In Iwaniec's "Spectral methods of automorphic forms" he says (page 128) that a (smooth and of bounded variation) $f$ can be written through Kontorovitch-Lebedev inversion if $f$ satisfies \[ f^j(x)\ll \frac {1}{(x+1)^\alpha },\hspace {10mm}f(0)=0\hspace {20mm}(1)\] for some $\alpha >2$ and for $j=0,1,2$. With this he then goes on to prove a trace formula. The same conditions are given on page 411 of Iwaniec and Kowalski's "Analytic Number Theory". In the Appendix of the first book, he says the inversion is fine if \[ \int _{0}^\infty |f(x)|\left (\frac {1}{\sqrt x}+\frac {|\log x|}{x}\right )dx<\infty \hspace {20mm}(2).\] But this is weaker than (1) right? (Unless I've made a mistake, I'll go through it now to try confirm). So my question is: what purpose do the conditions (1) serve?
Let's replace (1) by just \[ f^j(x)\ll \frac {1}{(x+1)^\alpha }\hspace {20mm}(3)\] for $j=0,1$ and some $\alpha >1$. I'll try showing this is already enough for (2).
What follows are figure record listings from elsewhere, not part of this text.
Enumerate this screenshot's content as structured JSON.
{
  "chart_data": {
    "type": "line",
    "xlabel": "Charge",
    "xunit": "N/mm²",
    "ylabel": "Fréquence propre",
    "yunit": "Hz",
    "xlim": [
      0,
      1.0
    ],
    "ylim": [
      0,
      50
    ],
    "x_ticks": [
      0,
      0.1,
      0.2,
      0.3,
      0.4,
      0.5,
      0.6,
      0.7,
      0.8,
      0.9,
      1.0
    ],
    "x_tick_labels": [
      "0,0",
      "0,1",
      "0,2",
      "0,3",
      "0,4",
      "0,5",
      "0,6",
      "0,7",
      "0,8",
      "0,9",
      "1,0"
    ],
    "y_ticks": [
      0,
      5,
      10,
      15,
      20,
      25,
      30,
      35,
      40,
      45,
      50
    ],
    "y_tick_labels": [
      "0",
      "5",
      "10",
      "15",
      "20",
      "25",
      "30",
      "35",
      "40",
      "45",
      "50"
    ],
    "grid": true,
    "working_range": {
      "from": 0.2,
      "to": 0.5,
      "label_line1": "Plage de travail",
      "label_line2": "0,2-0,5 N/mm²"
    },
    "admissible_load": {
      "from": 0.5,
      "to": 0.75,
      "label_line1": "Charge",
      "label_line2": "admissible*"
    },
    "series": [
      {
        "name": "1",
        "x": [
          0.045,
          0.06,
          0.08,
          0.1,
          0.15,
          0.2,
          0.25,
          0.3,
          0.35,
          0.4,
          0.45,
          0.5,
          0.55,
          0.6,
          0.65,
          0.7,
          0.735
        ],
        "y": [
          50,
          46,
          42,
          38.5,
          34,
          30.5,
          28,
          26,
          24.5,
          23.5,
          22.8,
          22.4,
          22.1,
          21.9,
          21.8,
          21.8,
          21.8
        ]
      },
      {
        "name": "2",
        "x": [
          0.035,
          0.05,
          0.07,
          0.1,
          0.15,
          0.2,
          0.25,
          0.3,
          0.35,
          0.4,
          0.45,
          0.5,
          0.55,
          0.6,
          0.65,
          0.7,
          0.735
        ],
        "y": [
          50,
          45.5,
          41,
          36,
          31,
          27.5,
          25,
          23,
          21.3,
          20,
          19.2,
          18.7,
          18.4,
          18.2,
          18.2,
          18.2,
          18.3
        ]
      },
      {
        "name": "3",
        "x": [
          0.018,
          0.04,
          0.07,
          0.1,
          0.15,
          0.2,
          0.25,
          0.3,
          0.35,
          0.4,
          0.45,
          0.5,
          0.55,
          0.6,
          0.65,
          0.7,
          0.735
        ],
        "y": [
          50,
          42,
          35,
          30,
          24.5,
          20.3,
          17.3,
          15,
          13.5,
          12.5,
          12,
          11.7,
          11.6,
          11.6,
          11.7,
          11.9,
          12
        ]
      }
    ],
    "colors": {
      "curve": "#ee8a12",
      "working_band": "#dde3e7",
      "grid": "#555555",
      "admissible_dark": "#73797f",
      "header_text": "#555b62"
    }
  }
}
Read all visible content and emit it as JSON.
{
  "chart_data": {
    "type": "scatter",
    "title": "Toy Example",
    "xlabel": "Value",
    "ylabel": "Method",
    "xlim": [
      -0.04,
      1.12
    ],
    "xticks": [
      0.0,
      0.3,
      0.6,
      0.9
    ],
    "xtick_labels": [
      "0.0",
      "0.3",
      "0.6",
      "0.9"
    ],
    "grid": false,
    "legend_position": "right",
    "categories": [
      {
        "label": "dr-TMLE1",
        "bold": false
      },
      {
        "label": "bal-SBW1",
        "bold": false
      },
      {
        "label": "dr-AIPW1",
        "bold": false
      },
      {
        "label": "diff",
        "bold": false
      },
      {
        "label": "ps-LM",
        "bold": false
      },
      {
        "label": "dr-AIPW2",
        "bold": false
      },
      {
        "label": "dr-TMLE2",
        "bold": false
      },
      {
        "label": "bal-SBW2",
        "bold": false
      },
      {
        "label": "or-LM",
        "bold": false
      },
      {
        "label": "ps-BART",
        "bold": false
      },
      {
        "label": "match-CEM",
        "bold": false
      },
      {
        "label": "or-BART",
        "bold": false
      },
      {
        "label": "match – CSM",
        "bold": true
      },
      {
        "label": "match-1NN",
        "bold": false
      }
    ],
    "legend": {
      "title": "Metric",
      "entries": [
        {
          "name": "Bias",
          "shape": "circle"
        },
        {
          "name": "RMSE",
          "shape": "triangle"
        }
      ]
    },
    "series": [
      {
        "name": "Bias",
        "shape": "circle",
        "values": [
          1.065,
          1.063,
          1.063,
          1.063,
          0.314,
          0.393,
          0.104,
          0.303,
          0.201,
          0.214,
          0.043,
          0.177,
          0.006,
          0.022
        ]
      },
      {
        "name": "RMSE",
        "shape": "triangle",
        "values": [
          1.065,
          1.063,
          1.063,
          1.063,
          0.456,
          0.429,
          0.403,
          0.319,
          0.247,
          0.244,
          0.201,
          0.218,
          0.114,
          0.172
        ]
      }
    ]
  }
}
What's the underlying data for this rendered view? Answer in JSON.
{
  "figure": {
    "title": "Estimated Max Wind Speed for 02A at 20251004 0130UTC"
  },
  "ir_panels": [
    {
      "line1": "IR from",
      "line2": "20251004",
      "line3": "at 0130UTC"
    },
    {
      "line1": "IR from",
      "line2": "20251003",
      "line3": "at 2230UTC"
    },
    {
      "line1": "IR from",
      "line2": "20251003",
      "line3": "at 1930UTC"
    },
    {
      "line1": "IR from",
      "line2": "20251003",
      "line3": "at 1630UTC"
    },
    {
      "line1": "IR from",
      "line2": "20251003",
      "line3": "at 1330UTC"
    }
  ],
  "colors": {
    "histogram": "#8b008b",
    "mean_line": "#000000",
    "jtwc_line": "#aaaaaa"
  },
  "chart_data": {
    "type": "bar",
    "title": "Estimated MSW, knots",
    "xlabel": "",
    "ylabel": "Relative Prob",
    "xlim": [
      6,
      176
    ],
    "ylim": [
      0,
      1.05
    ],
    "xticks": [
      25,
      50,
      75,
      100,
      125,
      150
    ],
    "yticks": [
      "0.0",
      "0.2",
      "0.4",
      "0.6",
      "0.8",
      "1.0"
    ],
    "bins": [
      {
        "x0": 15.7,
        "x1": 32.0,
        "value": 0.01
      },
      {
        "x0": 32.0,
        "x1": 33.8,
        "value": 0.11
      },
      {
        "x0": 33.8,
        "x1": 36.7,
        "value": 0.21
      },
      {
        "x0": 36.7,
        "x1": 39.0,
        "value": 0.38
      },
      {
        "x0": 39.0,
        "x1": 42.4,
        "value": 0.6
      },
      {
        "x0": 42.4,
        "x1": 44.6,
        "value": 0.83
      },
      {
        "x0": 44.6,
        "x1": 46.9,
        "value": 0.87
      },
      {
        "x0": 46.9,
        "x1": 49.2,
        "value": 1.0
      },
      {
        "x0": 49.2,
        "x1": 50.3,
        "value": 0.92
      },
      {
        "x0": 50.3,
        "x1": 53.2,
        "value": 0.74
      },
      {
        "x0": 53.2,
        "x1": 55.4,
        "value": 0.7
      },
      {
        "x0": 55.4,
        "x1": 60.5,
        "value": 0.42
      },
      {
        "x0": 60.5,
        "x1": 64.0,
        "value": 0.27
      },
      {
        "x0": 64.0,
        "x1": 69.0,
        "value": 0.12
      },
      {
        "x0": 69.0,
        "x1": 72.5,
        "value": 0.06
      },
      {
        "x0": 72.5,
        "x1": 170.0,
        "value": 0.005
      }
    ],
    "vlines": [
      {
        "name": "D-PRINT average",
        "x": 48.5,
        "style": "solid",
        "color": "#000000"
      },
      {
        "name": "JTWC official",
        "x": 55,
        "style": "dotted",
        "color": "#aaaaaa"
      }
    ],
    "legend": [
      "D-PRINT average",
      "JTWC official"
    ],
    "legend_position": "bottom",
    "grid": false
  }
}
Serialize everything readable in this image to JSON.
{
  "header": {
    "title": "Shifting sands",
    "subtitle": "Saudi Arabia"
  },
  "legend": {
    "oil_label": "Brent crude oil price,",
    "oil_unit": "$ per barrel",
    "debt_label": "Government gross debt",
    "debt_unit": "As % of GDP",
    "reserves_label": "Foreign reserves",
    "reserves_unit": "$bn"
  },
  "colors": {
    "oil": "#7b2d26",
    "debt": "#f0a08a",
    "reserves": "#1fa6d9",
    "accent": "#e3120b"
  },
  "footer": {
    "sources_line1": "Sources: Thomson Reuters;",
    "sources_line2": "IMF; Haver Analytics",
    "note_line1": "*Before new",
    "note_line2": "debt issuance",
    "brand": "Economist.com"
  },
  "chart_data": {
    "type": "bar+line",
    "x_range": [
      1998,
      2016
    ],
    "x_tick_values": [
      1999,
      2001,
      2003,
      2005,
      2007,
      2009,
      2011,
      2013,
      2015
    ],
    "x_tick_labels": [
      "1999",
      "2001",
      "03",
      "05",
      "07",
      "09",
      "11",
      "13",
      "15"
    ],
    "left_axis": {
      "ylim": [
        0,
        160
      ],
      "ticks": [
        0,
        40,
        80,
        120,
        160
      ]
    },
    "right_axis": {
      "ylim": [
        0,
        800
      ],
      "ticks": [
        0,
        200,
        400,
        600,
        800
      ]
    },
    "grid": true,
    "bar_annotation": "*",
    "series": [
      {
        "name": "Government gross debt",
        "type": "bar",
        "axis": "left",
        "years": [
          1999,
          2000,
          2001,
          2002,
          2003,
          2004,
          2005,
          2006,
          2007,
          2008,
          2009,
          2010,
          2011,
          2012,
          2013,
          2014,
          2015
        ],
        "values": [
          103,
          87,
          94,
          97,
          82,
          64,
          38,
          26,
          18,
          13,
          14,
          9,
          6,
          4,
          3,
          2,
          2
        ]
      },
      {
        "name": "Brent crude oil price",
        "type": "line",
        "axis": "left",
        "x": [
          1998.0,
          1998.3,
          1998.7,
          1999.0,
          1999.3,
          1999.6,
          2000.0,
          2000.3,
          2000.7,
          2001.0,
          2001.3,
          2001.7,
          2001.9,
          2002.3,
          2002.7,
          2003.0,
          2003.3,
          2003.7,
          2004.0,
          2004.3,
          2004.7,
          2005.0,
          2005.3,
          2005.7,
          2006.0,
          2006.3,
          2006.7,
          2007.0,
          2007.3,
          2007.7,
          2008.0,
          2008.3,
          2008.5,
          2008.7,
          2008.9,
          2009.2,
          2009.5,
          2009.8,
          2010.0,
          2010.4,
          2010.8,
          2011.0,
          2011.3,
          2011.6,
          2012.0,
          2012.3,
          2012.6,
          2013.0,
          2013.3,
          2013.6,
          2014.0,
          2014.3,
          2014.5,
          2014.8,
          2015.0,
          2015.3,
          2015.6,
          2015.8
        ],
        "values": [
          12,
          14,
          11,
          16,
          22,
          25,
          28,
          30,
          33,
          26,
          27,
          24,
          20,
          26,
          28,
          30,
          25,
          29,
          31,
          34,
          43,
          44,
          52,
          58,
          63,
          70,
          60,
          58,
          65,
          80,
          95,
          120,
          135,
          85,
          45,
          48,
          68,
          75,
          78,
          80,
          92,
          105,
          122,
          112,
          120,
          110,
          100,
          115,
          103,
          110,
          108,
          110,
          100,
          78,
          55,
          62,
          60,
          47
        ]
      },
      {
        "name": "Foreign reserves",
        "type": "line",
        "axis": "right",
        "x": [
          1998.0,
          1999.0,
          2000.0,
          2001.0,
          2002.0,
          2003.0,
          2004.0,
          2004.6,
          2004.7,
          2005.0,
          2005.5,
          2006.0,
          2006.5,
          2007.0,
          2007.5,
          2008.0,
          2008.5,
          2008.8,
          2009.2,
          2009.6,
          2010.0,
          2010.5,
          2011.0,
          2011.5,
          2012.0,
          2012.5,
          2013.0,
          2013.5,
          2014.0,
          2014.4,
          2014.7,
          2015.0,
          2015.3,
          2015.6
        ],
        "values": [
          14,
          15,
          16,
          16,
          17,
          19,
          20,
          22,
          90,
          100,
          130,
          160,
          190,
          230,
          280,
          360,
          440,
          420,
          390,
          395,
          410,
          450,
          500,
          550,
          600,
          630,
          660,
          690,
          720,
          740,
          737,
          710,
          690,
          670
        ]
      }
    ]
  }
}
Since $f(x)\ll 1/x$ for large $x$ and $f(x)\ll 1$ for small $x$ showing (2) reduces to showing \[ \int _0^{1/2}\frac {|f(x)\log x|dx}{x}<\infty .\] This integral is (I'm going to ignore modulus signs on $f$) \[ \left (\frac {f(x)(\log x)^2}{2}\right )_0^{1/2}-\frac {1}{2}\int _0^{1/2}f'(x)(\log x)^2dx\] and, since $f'(x)\ll 1$ for small $x$, the integral here is $\ll t\left ((\log t)^2+\log t+1\right )$ so our work amounts to having to prove \[ \lim _{x\rightarrow 0}f(x)(\log x)^2=\lim _{x\rightarrow 0}x(\log x)^2=0\hspace {10mm}(4).\] Now (I'm going to ignore constants) \[ \lim _{x\rightarrow \infty }x(\log x)^3=\lim _{x\rightarrow 0}\frac {(\log x)^2/x}{1/x^2}=\lim _{x\rightarrow 0}x(\log x)^2=...=\lim _{x\rightarrow 0}x(\log x)^0=0\] so the second limit in $(4)$ is ok and the first is \[ \lim _{x\rightarrow 0}\frac {xf'(x)}{1/(\log x)^3}\ll \lim _{x\rightarrow 0}x(\log x)^3\] so also ok.